When your inflation is internally generated by say,
government printing money, to bring inflation under control you suck excess
money out of the economy. The challenge with that is that it also puts the
brakes on the economy, putting the brakes on the economy is the last thing we
want to do now. Coming out of the Covid lockdown the natural response is to
turn on the taps and let the money flow to let the economy recover.
But the current inflation is not being driven by excess money in circulation as explained above. And so sucking up excess liquidity is not going to be very useful especially as it would slow economic recovery...
In this case government will be crossing its fingers that
the food harvests are good so that food inflation does not add itself to
imported inflation.
But most importantly, government has to hang on to its
resolve to maintain discipline in its spending, because if government loses the
plot and starts printing shillings, inflation will run out of control and we
can very well see a return to double digit inflation, which will set us back
another few years.
Thankfully, unlike Kenya we have come out of the campaign
season. In our eastern neighbour bowing to political pressure the government
has done some questionable things, including providing a fuel subsidy, they
have now been forced to lift because they can not afford it, expect a crazy
jump in pump prices in Kenya after July 1st.
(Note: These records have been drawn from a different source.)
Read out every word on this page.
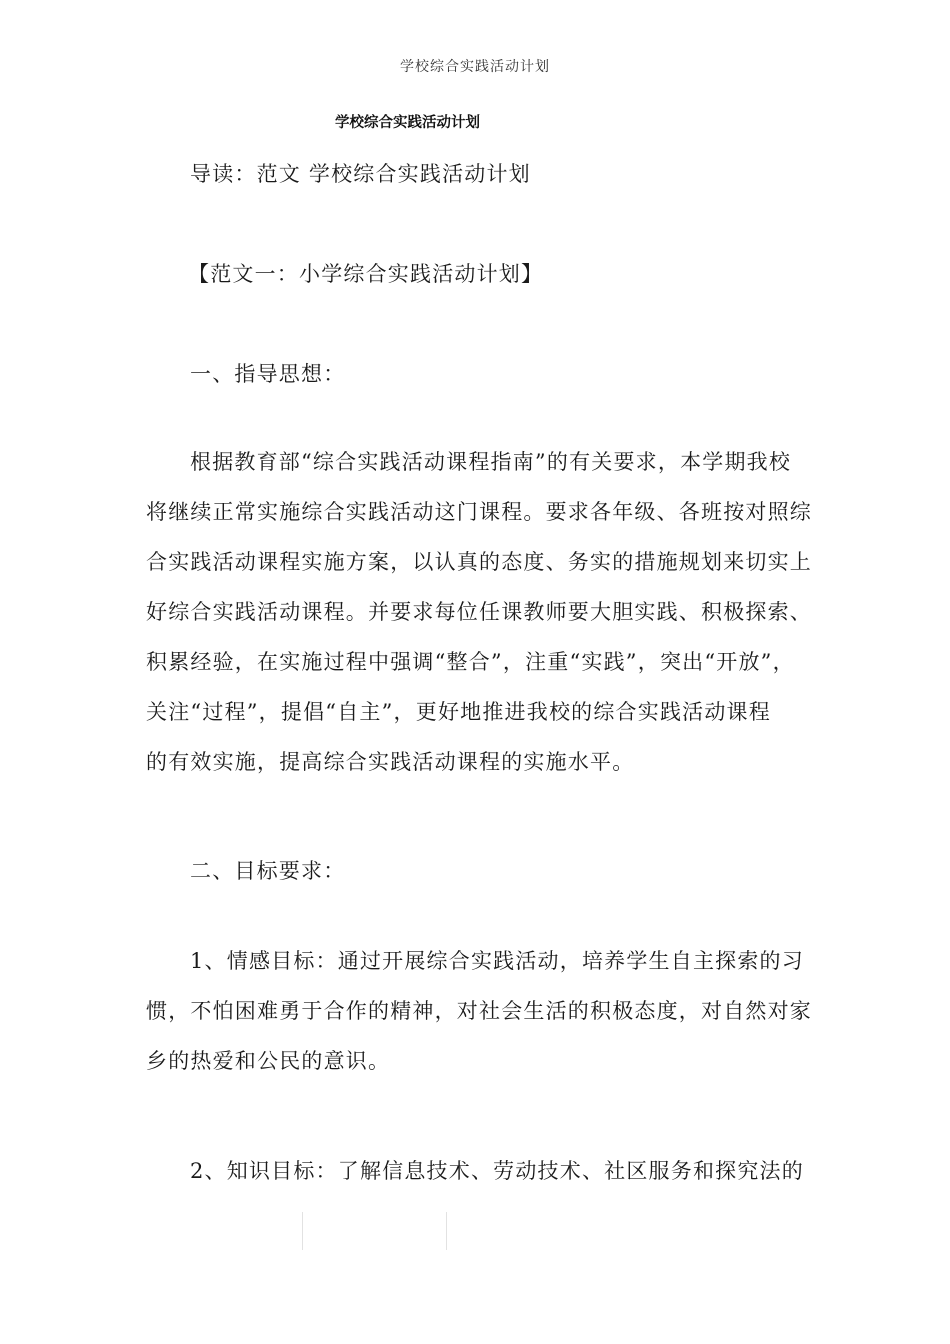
学校综合实践活动计划
学校综合实践活动计划
导读：范文 学校综合实践活动计划
【范文一：小学综合实践活动计划】
一、指导思想：
根据教育部“综合实践活动课程指南”的有关要求，本学期我校
将继续正常实施综合实践活动这门课程。要求各年级、各班按对照综
合实践活动课程实施方案，以认真的态度、务实的措施规划来切实上
好综合实践活动课程。并要求每位任课教师要大胆实践、积极探索、
积累经验，在实施过程中强调“整合”，注重“实践”，突出“开放”，
关注“过程”，提倡“自主”，更好地推进我校的综合实践活动课程
的有效实施，提高综合实践活动课程的实施水平。
二、目标要求：
1、情感目标：通过开展综合实践活动，培养学生自主探索的习
惯，不怕困难勇于合作的精神，对社会生活的积极态度，对自然对家
乡的热爱和公民的意识。
2、知识目标：了解信息技术、劳动技术、社区服务和探究法的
In Turkey the government hesitation to take the painful but
much needed steps to bring prices increases under control last year has seen
inflation jump to 70 percent -- this means prices are doubling every 12 months!
"It bears repeating, inflation not only has an immediate impact on our cost of living but also discourages saving or investment and encourages speculation, which in turn feeds the price increases. A vicious cycle that when it gets out of hand is hard, without much pain to rein it in.
There will be a lot of snake oil salesmen, suggesting all
sort of remedies to the price increases, (they have already started), but the
only solution in the current circumstances is for government to be doubly
vigilante on how it spends as we wait for the international storm to wash over.